Assisto, entre o espanto e a revolta, à arrogância que emana de certas esferas políticas. Baseio esta curta crónica na presunção de quem, no púlpito da Assembleia da República, grita como se tivesse sido picado por um zangão, arvorando-se em arauto da verdade e da competência governativa.
O Primeiro-Ministro defende, com unhas e dentes, uma Ministra da Saúde que tem demonstrado uma absoluta incapacidade para sanar um problema crónico. É verdade que o mal vem de longe e que a cura não é simples, mas seria, certamente, menos utópica se não se desviassem fundos públicos para “coisas” de somenos importância.

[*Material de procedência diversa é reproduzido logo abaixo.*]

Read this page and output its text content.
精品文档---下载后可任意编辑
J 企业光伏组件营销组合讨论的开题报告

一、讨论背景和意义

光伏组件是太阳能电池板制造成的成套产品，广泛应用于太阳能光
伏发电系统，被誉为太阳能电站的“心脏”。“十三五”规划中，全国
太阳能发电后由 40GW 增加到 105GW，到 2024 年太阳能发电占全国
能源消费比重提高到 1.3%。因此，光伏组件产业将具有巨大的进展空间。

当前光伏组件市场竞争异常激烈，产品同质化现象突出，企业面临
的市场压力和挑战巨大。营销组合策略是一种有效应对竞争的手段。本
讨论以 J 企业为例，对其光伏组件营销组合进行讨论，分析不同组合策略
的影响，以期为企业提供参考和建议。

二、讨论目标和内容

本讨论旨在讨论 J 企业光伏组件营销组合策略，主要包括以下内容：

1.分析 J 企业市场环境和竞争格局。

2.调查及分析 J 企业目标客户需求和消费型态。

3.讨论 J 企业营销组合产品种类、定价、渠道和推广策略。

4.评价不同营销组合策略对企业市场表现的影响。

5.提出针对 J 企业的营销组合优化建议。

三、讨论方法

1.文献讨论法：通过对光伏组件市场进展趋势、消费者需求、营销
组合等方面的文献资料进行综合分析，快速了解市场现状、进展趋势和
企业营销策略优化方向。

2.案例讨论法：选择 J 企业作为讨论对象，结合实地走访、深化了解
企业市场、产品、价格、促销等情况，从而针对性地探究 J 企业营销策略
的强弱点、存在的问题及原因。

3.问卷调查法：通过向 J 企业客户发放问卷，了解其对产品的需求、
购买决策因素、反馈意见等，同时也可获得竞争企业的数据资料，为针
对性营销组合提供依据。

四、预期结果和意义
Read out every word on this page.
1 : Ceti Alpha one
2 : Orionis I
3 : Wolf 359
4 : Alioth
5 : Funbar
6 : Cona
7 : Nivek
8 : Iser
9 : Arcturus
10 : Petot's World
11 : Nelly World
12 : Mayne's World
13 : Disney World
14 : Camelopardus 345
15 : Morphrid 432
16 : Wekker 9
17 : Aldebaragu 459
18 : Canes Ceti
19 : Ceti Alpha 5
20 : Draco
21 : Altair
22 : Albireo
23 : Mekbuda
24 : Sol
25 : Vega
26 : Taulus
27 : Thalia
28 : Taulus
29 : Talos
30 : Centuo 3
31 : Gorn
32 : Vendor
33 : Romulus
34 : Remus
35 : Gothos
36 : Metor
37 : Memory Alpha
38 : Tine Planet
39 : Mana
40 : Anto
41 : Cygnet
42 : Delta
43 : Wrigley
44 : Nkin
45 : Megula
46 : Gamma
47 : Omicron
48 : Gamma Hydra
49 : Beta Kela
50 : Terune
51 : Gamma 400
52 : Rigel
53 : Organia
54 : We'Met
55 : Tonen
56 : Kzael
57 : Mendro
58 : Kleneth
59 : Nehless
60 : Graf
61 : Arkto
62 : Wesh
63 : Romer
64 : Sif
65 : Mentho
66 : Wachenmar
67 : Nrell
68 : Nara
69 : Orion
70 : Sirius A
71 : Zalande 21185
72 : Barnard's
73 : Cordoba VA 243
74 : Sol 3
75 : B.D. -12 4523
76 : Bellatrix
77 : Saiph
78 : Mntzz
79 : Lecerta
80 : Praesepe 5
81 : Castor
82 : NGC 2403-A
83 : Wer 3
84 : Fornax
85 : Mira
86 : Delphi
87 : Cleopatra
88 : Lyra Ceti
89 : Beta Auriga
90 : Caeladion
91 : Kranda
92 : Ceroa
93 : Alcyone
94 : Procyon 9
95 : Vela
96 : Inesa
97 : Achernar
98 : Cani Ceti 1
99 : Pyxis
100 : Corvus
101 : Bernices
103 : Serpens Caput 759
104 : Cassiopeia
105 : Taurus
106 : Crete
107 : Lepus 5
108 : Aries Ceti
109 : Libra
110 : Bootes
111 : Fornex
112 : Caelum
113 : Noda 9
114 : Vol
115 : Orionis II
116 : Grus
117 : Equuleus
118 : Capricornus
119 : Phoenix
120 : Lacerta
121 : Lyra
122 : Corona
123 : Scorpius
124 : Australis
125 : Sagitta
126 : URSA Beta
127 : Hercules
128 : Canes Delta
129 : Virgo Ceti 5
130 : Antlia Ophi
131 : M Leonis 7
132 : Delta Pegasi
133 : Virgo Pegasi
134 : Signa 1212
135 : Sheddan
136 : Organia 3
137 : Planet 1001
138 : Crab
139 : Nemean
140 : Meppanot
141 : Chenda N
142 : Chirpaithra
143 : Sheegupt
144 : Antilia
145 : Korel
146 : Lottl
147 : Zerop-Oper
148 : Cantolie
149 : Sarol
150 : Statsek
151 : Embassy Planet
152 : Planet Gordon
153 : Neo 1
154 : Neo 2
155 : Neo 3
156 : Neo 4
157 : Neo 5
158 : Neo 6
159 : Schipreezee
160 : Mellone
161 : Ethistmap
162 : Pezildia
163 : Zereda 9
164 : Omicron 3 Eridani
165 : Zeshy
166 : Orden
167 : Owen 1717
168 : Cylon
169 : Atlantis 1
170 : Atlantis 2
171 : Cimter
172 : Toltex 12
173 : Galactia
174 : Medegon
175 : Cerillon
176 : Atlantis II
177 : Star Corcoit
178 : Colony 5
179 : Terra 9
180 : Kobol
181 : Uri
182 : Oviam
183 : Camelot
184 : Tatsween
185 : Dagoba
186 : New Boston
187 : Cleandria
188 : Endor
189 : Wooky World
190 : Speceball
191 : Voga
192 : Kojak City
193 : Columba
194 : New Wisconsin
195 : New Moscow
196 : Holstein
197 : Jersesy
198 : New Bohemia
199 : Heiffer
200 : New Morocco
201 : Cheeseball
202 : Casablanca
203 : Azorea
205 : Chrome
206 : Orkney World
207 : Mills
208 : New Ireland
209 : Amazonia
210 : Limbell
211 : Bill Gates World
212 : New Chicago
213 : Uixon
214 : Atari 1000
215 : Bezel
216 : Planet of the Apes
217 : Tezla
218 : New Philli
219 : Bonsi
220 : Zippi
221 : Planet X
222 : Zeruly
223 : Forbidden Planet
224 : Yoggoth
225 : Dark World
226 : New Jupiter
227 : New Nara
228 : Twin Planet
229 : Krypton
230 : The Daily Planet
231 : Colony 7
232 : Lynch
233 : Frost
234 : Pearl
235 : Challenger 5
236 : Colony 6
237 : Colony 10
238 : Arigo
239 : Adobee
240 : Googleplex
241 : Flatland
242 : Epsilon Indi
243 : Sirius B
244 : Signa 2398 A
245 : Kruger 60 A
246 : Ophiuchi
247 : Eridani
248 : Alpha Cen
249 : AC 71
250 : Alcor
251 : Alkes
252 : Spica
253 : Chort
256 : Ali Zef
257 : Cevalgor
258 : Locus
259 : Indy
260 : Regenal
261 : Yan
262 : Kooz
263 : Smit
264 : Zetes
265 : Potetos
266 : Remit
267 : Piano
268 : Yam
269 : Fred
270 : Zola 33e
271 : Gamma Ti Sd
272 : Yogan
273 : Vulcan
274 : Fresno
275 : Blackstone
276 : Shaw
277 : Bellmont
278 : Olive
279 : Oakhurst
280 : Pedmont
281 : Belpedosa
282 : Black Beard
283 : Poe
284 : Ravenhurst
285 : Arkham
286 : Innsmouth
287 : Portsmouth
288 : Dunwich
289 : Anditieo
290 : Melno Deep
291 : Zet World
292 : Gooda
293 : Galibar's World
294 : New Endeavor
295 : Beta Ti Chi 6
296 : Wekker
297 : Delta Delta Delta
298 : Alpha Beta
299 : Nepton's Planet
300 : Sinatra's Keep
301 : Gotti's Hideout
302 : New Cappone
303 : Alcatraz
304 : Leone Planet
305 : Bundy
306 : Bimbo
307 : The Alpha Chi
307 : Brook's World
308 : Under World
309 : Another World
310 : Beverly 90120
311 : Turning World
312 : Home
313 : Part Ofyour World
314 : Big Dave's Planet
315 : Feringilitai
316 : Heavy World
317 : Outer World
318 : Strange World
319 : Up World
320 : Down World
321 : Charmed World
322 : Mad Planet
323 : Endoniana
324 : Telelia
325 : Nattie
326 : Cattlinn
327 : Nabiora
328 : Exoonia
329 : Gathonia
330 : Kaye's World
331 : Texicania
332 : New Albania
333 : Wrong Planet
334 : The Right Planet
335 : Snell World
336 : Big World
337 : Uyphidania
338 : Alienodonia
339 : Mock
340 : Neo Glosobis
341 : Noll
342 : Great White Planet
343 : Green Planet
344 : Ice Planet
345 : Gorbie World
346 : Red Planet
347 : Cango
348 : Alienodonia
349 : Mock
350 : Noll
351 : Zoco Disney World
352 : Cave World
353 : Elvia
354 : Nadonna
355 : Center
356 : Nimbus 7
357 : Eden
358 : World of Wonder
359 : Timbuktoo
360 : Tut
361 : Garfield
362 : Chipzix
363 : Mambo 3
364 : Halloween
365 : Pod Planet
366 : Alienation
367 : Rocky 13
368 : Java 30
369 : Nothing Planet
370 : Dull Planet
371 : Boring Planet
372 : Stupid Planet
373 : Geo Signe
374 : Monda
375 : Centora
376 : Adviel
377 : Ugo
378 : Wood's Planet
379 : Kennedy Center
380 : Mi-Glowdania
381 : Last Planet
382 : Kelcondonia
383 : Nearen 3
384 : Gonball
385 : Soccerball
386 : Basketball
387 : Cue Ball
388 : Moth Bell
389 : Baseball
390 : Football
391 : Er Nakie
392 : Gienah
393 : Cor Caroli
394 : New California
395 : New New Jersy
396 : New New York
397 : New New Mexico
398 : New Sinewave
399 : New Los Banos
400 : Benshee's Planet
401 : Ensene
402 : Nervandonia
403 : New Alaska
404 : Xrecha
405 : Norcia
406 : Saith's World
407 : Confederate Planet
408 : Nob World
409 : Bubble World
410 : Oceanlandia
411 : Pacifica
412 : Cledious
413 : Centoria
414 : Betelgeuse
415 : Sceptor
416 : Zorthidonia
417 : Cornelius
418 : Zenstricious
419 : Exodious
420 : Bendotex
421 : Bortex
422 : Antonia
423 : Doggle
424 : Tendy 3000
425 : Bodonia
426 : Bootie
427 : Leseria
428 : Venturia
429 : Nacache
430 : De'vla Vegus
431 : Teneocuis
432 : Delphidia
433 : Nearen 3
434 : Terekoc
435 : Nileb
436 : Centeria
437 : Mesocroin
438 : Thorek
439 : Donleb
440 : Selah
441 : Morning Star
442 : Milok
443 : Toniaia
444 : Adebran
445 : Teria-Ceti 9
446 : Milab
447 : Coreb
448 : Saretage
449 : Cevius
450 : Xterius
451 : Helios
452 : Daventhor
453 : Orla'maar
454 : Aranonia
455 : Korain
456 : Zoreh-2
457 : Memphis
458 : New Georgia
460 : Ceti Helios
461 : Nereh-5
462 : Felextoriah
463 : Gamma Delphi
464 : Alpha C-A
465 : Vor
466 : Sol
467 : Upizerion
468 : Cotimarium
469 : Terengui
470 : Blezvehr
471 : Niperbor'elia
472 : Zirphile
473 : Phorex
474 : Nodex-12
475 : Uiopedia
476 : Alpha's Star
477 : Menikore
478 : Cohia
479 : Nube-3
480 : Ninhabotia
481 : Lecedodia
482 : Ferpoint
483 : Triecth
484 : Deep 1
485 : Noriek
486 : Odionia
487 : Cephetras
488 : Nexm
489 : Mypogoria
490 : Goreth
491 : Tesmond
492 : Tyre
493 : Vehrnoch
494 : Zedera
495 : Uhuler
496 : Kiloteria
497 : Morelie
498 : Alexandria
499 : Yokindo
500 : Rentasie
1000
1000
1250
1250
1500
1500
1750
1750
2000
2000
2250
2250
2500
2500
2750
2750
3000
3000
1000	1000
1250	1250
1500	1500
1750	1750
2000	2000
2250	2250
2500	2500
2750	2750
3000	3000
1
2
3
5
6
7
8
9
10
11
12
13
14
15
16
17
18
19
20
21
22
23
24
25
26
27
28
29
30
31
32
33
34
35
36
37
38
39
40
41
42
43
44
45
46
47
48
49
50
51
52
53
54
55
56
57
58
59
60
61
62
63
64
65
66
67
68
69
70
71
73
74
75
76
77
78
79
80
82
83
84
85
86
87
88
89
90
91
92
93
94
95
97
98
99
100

Se pagassem condignamente a médicos, enfermeiros e auxiliares, as engrenagens do sistema voltariam a girar. Mas não. Preferem a teimosia e uma arrogância doentia, permitindo que o declínio se transforme num caos galopante.
Nota-se uma profunda falta de humanidade neste Governo (que, infelizmente, não é caso único). Insistem num salário mínimo irrisório, que em nada estimula a economia, e asfixiam os vencimentos dos médicos — que, por uma questão de sobrevivência e valorização, acabam por se entregar ao sector privado ou à emigração.
Há uma coragem vergonhosa em anunciar aumentos de pouco mais de 2% em pensões que nem sequer atingem os 500 euros. Como pode um idoso, fustigado pela idade e pela necessidade de medicamentos, sobreviver com tal esmola? Neste ponto, a culpa é partilhada: o partido que anteriormente ocupou o “poleiro”, rotulando-se de socialista, pouco ou nada fez por estas reformas miseráveis.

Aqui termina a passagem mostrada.